A ball is shot from a compressed air gun at twice its terminal speed

The magnitude of the drag force is given by

Fd = -1/2*rho*v^2*Cd*A.

Where rho is the density of air, v is the velocity, Cd is the drag coefficient, and A is the cross-sectional area.

At the terminal velocity, vt, this will be equal and opposite to the gravitational force

1/2*rho*vt^2*Cd*A = m*g

Now, because the drag force is proportional to the square of the velocity, if we double the velocity the magnitude of the drag force will increase by a factor of 4.

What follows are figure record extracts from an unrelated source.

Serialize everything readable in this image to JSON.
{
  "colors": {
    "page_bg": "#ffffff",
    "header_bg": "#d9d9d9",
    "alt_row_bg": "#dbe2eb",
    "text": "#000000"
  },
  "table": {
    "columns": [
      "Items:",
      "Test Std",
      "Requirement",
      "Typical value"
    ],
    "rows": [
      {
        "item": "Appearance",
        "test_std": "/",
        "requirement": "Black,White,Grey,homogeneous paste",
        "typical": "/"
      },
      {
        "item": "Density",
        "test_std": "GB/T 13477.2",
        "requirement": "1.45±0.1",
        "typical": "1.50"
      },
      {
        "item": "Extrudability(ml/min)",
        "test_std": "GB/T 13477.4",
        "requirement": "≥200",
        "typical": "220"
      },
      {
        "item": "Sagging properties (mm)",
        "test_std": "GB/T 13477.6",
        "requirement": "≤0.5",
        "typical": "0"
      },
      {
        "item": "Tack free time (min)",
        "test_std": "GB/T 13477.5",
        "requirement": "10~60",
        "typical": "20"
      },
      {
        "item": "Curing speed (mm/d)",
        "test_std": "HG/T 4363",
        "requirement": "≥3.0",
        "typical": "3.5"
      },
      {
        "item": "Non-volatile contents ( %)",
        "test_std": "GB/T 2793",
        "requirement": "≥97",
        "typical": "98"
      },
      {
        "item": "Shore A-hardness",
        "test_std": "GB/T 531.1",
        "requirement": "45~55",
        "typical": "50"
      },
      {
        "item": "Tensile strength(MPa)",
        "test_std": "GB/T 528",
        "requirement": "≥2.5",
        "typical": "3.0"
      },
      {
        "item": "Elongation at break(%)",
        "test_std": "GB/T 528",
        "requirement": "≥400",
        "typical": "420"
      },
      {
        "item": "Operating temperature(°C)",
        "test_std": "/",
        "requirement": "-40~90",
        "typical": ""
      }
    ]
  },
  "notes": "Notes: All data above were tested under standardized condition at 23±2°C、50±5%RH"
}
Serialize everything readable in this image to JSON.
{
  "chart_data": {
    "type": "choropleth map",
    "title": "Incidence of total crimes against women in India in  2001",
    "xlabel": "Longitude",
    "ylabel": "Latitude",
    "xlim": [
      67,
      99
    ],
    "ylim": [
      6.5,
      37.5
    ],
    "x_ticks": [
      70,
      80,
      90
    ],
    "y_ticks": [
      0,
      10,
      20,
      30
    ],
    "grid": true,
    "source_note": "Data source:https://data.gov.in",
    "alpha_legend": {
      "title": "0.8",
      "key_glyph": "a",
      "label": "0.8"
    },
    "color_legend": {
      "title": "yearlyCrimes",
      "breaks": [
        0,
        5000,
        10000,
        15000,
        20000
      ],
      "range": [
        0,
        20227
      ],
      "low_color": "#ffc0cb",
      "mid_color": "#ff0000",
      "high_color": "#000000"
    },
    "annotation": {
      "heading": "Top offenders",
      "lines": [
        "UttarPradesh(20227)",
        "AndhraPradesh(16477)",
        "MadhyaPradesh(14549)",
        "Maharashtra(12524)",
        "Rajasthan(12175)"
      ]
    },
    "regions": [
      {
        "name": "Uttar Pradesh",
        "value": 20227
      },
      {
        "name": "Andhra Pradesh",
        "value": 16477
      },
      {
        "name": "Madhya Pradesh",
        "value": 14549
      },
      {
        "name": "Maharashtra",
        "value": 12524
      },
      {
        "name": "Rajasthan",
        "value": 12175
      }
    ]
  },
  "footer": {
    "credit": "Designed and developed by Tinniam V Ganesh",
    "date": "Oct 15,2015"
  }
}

Fd = 1/2*rho*(2*vt)^2*Cd*A
Fd = 1/2*rho*4*vt^2*Cd*A
Fd = 4*(1/2*rho*vt^2*Cd*A)
Fd = 4*m*g

So the drag force is 4 times the acceleration due to gravity, and

m*a = 4*m*g
a = 4*g

the acceleration is 4*g.

This drag force will always act in the direction opposite to the motion of the ball. When the ball is shot straight up gravity and the drag force will be acting in the same direction. So

a = 4*g + g
a = 5*g.

When the ball is fired downwards the drag force will be acting in the opposite direction to gravity.

a = 4*g - g
a = 3*g